Anticipating something similar from today's activities, I call up one of the 13 or so internationals who are staying in Jenin right now, as I watch from the balcony of my friend Saher's house the I.D.F. troops swaggering about on the roof of the mosque, like gargantuan alien insects in their bulbous green body armour. The Jenin group promise to call back if there's any possibility of coming here to make a stronger presence, but telecommunications between here and there are trashed and the roads are blocked. The ground shudders as a controlled explosion blows the doors in on a house suspected of providing shelter to a man on the wanted list.

"Everybody in Burqeen must come to the mosque immediately" announces the loudspeaker.

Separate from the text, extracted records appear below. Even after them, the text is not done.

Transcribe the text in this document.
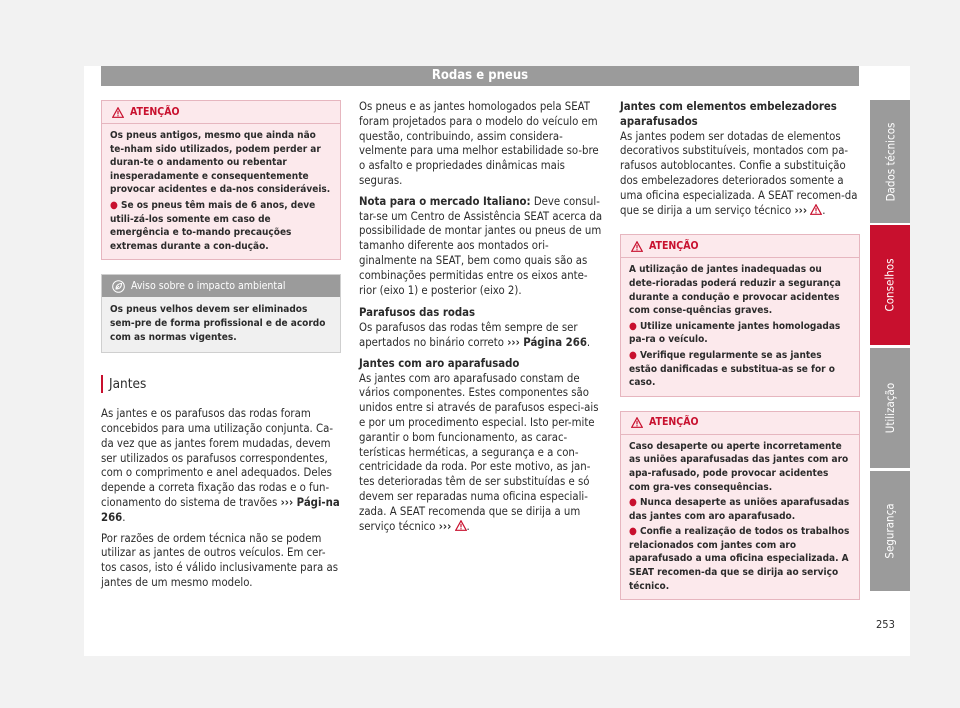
Rodas e pneus
ATENÇÃO
Os pneus antigos, mesmo que ainda não te-nham sido utilizados, podem perder ar duran-te o andamento ou rebentar inesperadamente e consequentemente provocar acidentes e da-nos consideráveis.
● Se os pneus têm mais de 6 anos, deve utili-zá-los somente em caso de emergência e to-mando precauções extremas durante a con-dução.
Aviso sobre o impacto ambiental
Os pneus velhos devem ser eliminados sem-pre de forma profissional e de acordo com as normas vigentes.
Jantes

As jantes e os parafusos das rodas foram concebidos para uma utilização conjunta. Ca-da vez que as jantes forem mudadas, devem ser utilizados os parafusos correspondentes, com o comprimento e anel adequados. Deles depende a correta fixação das rodas e o fun-cionamento do sistema de travões ››› Pági-na 266.

Por razões de ordem técnica não se podem utilizar as jantes de outros veículos. Em cer-tos casos, isto é válido inclusivamente para as jantes de um mesmo modelo.

Os pneus e as jantes homologados pela SEAT foram projetados para o modelo do veículo em questão, contribuindo, assim considera-velmente para uma melhor estabilidade so-bre o asfalto e propriedades dinâmicas mais seguras.

Nota para o mercado Italiano: Deve consul-tar-se um Centro de Assistência SEAT acerca da possibilidade de montar jantes ou pneus de um tamanho diferente aos montados ori-ginalmente na SEAT, bem como quais são as combinações permitidas entre os eixos ante-rior (eixo 1) e posterior (eixo 2).

Parafusos das rodas

Os parafusos das rodas têm sempre de ser apertados no binário correto ››› Página 266.

Jantes com aro aparafusado

As jantes com aro aparafusado constam de vários componentes. Estes componentes são unidos entre si através de parafusos especi-ais e por um procedimento especial. Isto per-mite garantir o bom funcionamento, as carac-terísticas herméticas, a segurança e a con-centricidade da roda. Por este motivo, as jan-tes deterioradas têm de ser substituídas e só devem ser reparadas numa oficina especiali-zada. A SEAT recomenda que se dirija a um serviço técnico ››› .

Jantes com elementos embelezadores aparafusados

As jantes podem ser dotadas de elementos decorativos substituíveis, montados com pa-rafusos autoblocantes. Confie a substituição dos embelezadores deteriorados somente a uma oficina especializada. A SEAT recomen-da que se dirija a um serviço técnico ››› .

ATENÇÃO
A utilização de jantes inadequadas ou dete-rioradas poderá reduzir a segurança durante a condução e provocar acidentes com conse-quências graves.
● Utilize unicamente jantes homologadas pa-ra o veículo.
● Verifique regularmente se as jantes estão danificadas e substitua-as se for o caso.
ATENÇÃO
Caso desaperte ou aperte incorretamente as uniões aparafusadas das jantes com aro apa-rafusado, pode provocar acidentes com gra-ves consequências.
● Nunca desaperte as uniões aparafusadas das jantes com aro aparafusado.
● Confie a realização de todos os trabalhos relacionados com jantes com aro aparafusado a uma oficina especializada. A SEAT recomen-da que se dirija ao serviço técnico.
Dados técnicos
Conselhos
Utilização
Segurança
253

I turn to Saher to see how he will respond he appears calm, yet nonplussed: "If people go, I will go - if they stay home, I stay..." It occurs to me that everyone in Burqeen is of the same idea. The crackling of the cheap, aging speaker seems to evince the atmosphere of manic tension that incessantly plagues this town, and hundreds of others like it, in backwoods, forgotten Palestine. An old woman stops dusting out the chicken coop in the yard nextdoor as helicopters circle the sky above.

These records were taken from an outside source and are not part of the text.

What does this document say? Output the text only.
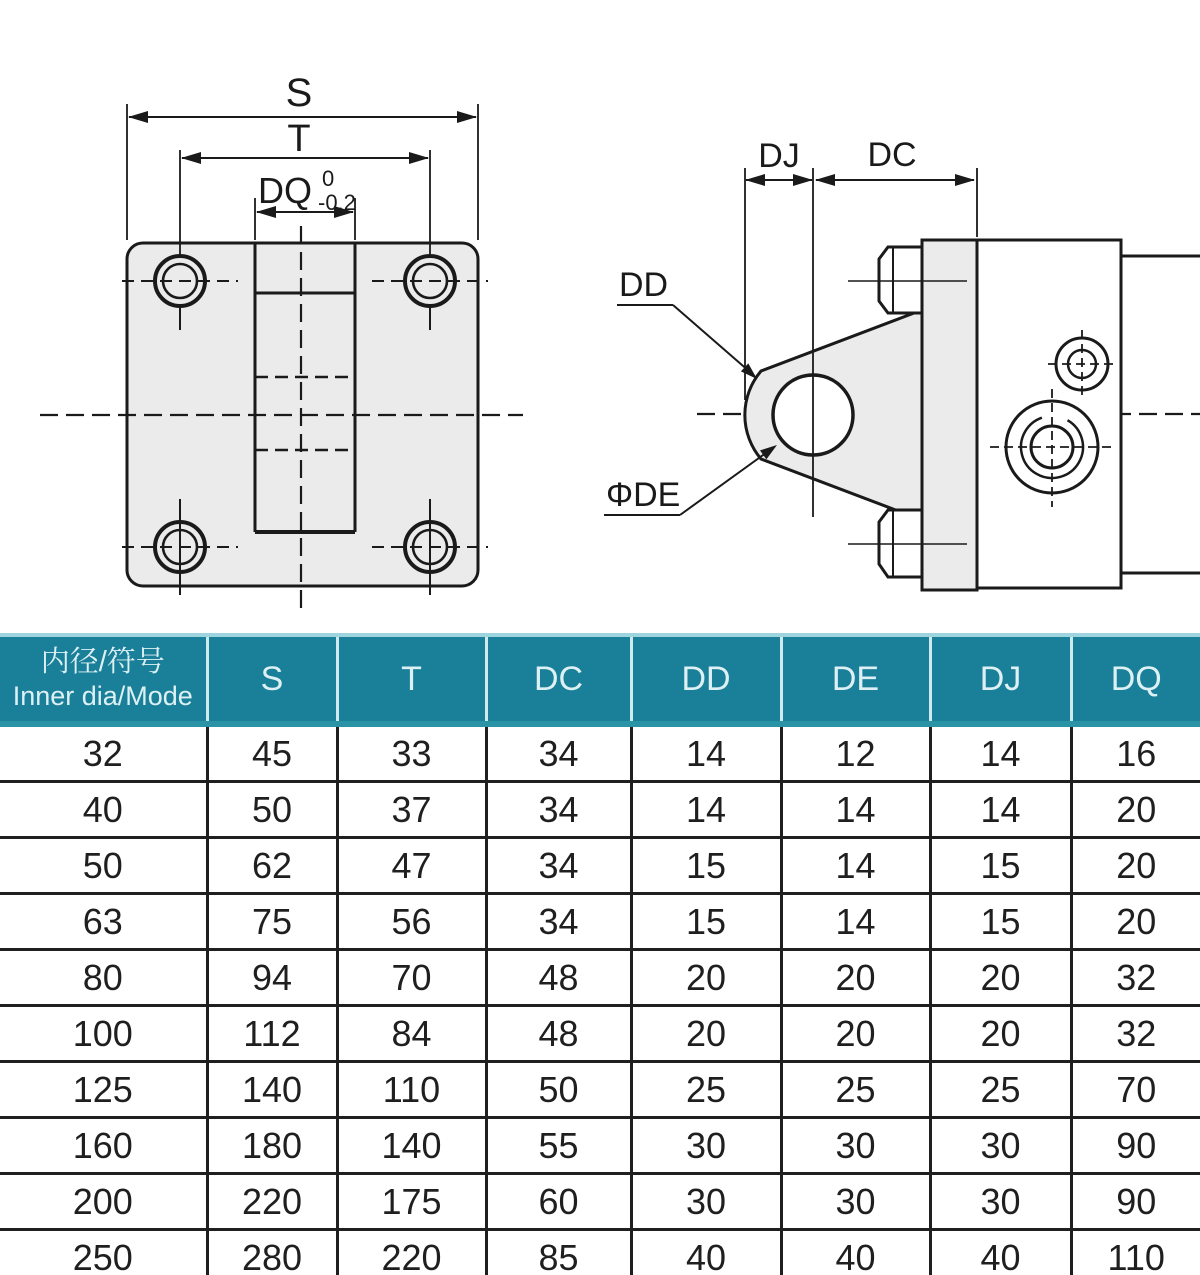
S
T
DQ 0
-0.2
DJ DC
DD
ΦDE
内径/符号
Inner dia/Mode	S	T	DC	DD	DE	DJ	DQ
32	45	33	34	14	12	14	16
40	50	37	34	14	14	14	20
50	62	47	34	15	14	15	20
63	75	56	34	15	14	15	20
80	94	70	48	20	20	20	32
100	112	84	48	20	20	20	32
125	140	110	50	25	25	25	70
160	180	140	55	30	30	30	90
200	220	175	60	30	30	30	90
250	280	220	85	40	40	40	110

A rapid succession of excited telephone exchanges between Saher and his friends nearby is cut short by the next announcement, which issues five or ten minutes afterwards from a roving jeep fitted with a P.A. system and plunges Burqeen into panic and bewilderment: "If anyone goes to the mosque I will shoot him!"

We stay put, as the moment stretches to breaking strain. For me, a privelidged international under the relative protection of my nationality, it means extreme discomfort. For local people it must be unbearable. They have been tolerating the intolerable for two long years in this manner. I ask Saher how people keep from going crazy. "We are crazy," he replies, and the black humour is in the grain of truth.

Saher's sister, who calls him up a few moments later, is understandably unconscious of the funny side. In tears of anguish, she explains that she obediently arrived at the mosque between the two contradictory messages, to be greeted with a rifle to the head and a belligerent demand for an explanation as to what she was doing out of doors in a curfew. Her protestations were aggressively rebuffed by the soldiers who flatly denied giving any such order to come to the mosque. What might have been thought to be bungling incompetence, or perhaps a petty internal tete-a-tete on the part of the soldiers, now reveals itself to be a sick little game of psychological torment. Talk about terrorism.

By 10:a.m., everything is over, but for who knows how long? People pour out into the sunlit streets, greet one another, laugh, shake hands. a tractor and trailer, overloaded with young men, races to a nearby farm, too late to gather the vegetables to take to market in Jenin, but determined to do as much work as the day still allows. Almost everybody is paid by the day here - especially since the intifada. When they work, they can eat. Saher's cousin, a film and media student, has not attended university for two years. An ambulance came to the village and was turned back, we learn. An old man tells us that his son was due to be married today.

The main diversion here for old and young is watching out the window, for hours on end, for the army to leave. A family of 13 people live in two rooms in the house next door to Saher, forced to endure the long hours, broiling heat and each other in poverty and squalor. Palestine is a prison, with the inmates confined to their towns one day, their homes the next. Every aspect of social, familial and personal life is damaged and debilitated. Perhaps madness sometimes seems preferable - for those who can still distinguish.